Потом, после чая, около 12-ти опять заговорили о том же. «Вот мне сейчас очень не хочется уходить. Просто страшно оставлять тебя в таком состоянии». «А мне не хочется, чтобы ты уходил таким». Сидела и молчала, и понять себя до конца не могла. Не ревность же это. Не могу же я оскорбить Юрия ревностью. И к кому? К этой девочке! А все-таки было неприятно, что вот она произвела на него такое сильное впечатление, что он столько думал о ней, что она на несколько часов отняла меня у него.
Я раскрыла Блока и уткнулась в книгу. Юрий взял ее: «Оставь». «Не сердись, Юрий». «А зачем ты себя мучаешь? И так глупо, так нелепо». «Ну, это последствия гриппа, нервозность обостренная. Я ведь тоже мнительная». Потом, конечно, помирились. «Ну, не смешно ли, Иринка? Да я ее и видеть больше не хочу, Наташу. Ведь это же глупо, видишь, какая ты смешная». Ночью я долго не спала и почувствовала себя виноватой. В самом деле, смешно.

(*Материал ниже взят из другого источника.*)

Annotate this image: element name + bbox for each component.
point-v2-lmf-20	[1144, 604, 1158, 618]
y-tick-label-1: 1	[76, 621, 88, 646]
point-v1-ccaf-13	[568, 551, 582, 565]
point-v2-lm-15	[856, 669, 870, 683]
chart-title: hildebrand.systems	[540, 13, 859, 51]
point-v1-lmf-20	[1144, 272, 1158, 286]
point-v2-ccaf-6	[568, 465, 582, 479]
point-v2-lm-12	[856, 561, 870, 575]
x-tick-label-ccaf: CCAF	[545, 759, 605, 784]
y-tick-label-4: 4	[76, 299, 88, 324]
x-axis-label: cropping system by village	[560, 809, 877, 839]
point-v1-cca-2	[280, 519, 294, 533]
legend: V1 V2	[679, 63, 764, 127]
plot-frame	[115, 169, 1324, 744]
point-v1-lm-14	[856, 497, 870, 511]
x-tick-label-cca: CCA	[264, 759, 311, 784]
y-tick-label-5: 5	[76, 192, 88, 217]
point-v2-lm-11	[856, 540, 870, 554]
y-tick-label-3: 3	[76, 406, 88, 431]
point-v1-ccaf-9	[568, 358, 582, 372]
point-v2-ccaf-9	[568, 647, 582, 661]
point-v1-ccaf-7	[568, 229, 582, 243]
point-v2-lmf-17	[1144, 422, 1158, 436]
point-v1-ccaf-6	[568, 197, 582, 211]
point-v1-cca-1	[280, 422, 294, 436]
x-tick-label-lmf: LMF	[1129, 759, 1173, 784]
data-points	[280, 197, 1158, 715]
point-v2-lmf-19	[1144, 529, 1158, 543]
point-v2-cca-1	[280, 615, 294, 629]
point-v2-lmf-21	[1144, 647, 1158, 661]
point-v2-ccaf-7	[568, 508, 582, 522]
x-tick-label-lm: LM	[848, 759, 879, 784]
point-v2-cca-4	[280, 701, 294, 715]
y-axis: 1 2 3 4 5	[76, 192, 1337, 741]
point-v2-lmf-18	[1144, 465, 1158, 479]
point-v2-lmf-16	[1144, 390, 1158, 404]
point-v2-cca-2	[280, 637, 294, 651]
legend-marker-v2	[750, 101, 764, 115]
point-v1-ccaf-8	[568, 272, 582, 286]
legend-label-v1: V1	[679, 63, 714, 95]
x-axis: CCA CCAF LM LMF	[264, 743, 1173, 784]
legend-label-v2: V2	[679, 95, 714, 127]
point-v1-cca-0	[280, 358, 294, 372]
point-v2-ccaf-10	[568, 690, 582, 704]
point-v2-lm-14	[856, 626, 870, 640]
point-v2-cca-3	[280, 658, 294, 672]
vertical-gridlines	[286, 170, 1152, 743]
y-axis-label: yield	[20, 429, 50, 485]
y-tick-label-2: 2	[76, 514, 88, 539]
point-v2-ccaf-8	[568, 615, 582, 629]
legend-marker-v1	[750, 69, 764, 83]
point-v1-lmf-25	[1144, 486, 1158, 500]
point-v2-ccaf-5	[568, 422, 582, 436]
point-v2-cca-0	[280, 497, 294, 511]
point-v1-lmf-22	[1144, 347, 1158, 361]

«Ну вот, это наша вторая ссора».
Ночь.
Сегодня в вагоне (мы возвращались поездом) Юрий целует меня долго и страстно. И вдруг я как-то стихла, съежилась, смолкла. Юрий забеспокоился. «Что с тобой, Ирина?!» И я ответила: «Я боюсь, что ты убьешь во мне человека». Я обидела его глубоко и жестоко. Он сразу как-то откинулся, вытянулся, замолчал. Мне стало его безмерно жаль. Захотелось утешить, как ребенка, просить прощенья, обнять его крепко-крепко и поцеловать. Сказать ему, как я его люблю. И холодность моя проклятая не позволила, мешала. Я только взяла его руку и посмотрела на него пристально-пристально. Было больно и страшно. Долго молчали оба. Наконец, он заговорил: «Так, значит, я виноват. Я пачкаю тебя. Значит тебе не только не хорошо со мной, но, должно быть, наоборот, гадко?» «Юрий!» И когда спускались от вокзала: «Может быть, это и нехорошо, Ирина, но я так люблю тебя всю и столько у меня к тебе нежности и страсти, настоящей, подлинной страсти… Может быть, так девушек и не целуют, но ты поймешь, я не чувствую в этом ничего гадкого. Ты меня сильно обидела, Ирина. Ведь я так люблю в тебе человека, именно все, все человеческое». «Так неужели же, Юрий, я могла тебя в этом упрекнуть?» Так мы ни до чего и не договорились. Мы помирились, конечно, и целовал он меня на Couronnes[39] по-прежнему, и говорил, что не может жить без меня. А все-таки остался какой-то горький осадок и чувство глубокой обиды у него, а у меня — сознанье чего-то страшного и непоправимого.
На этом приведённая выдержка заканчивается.